Private consumption is estimated to pace slower to 6.7% in 2020 from estimated 7.2% in 2019, which is normalised towards its long-term growth of 7.0% per annum in 2011-2018. Underpinning private consumption are steady labour market condition (estimated unemployment rate of 3.3%-3.4%) and continued moderate wage growth (5.0%) as well as RM5bil cost of living aid to targeted households and individuals.
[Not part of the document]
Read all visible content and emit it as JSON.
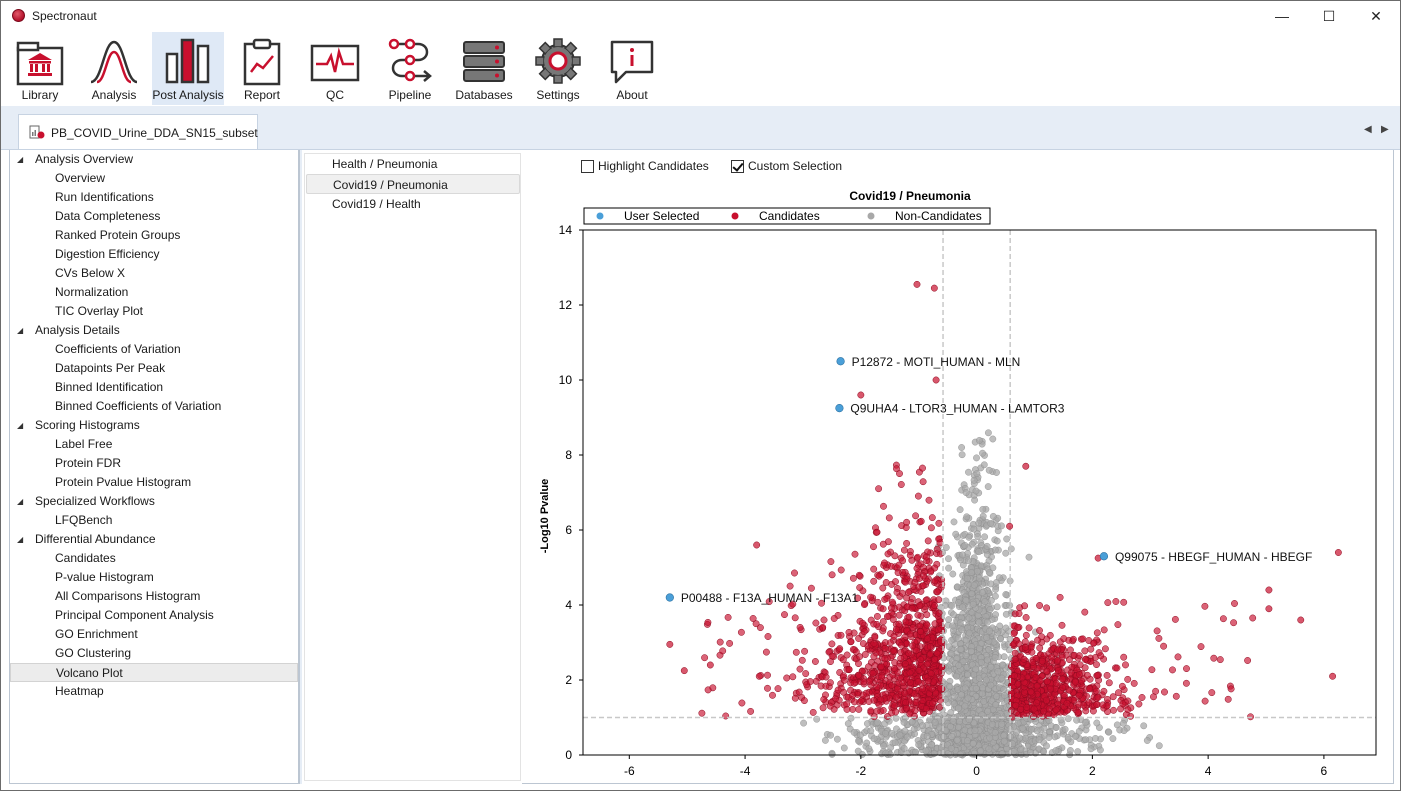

One of the biggest challenges facing the Malaysian economy is the fast slowing growth of private investment. The growth rate has been losing steam in recent quarters to 0.9% in the first nine months of 2019 and likely to end the year much lower at 0.8% (4.3% in 2018 and 9.0% in 2017), the slowest pace in nine years after contracting by 7.4% in 2009. For 2020, we expect private investment to remain cautiously weak, growing by 2.2% as investors stay on the sidelines on the broader political development, including the leadership transition isue and policy uncertainties.
Growth in private investment has remained weak primarily due to concerns related to uncertain external environment, challenging domestic business condition, regulatory challenges as well as the lack of policies clarity continue to weigh on investors’ confidence.
It is the domestic private investments that form the bulk of private investment (at least 55% of total), and unless these accelerate, the investment cycle will not see a convincing expansion, hence, exerting downward pressure on the economy.
Further, property overhang in both residential and commercial properties had impacted private investment in these sectors. For several sectors such as telecommunications, pharmaceutical, power, automotive, banking and sharing economy, there have been regulatory changes, including technological and digitalisation disruptions that have impacted or could impact the performance of these sectors.
It is positive that Budget 2020 is making available RM1bil in customised packaged incentives to attract investment from Fortune 500 and global unicorn companies in high technologies, manufacturing, creative and new economic sectors.
Businesses and investors are seeking certainty in the country’s direction, policy and regulations. Reviving investor confidence should be a priority. The economic development policies and benefits of policy interventions aimed at sustaining quality economic growth and reviving investor sentiment need to be clearly spelled out, especially in terms of employment and income generation outcomes.
Inflation expectations up
Inflation expectations will be higher in 2020 as fuelled by a managed floating of fuel prices on a gradual basis which started on Jan 1, a planned upward adjustment in water tariffs nationwide, higher minimum wage as well as higher private medical consultation fees. Headline inflation, as measured by Consumer Price Index (CPI) is estimated to increase by 2.0% in 2020, markedly higher from estimated 0.7% in 2019.
While the economy will get some fiscal spending boost from Budget 2020, but if global growth fails to stabilise or trade conflict uncertainties remain entrenched, monetary policy may need to reinforce and secure growth amid contained inflation expectations.Bank Negara is expected to keep door open to modest monetary easing, probably 25-basis point cut in the overnight policy rate to 2.75% by 1H 2020 if the economy slows materially to say, around 4.0%.
Lee Heng Guie is the executive director of the Socio-Economic Research Centre. The views expressed here are the writer’s own.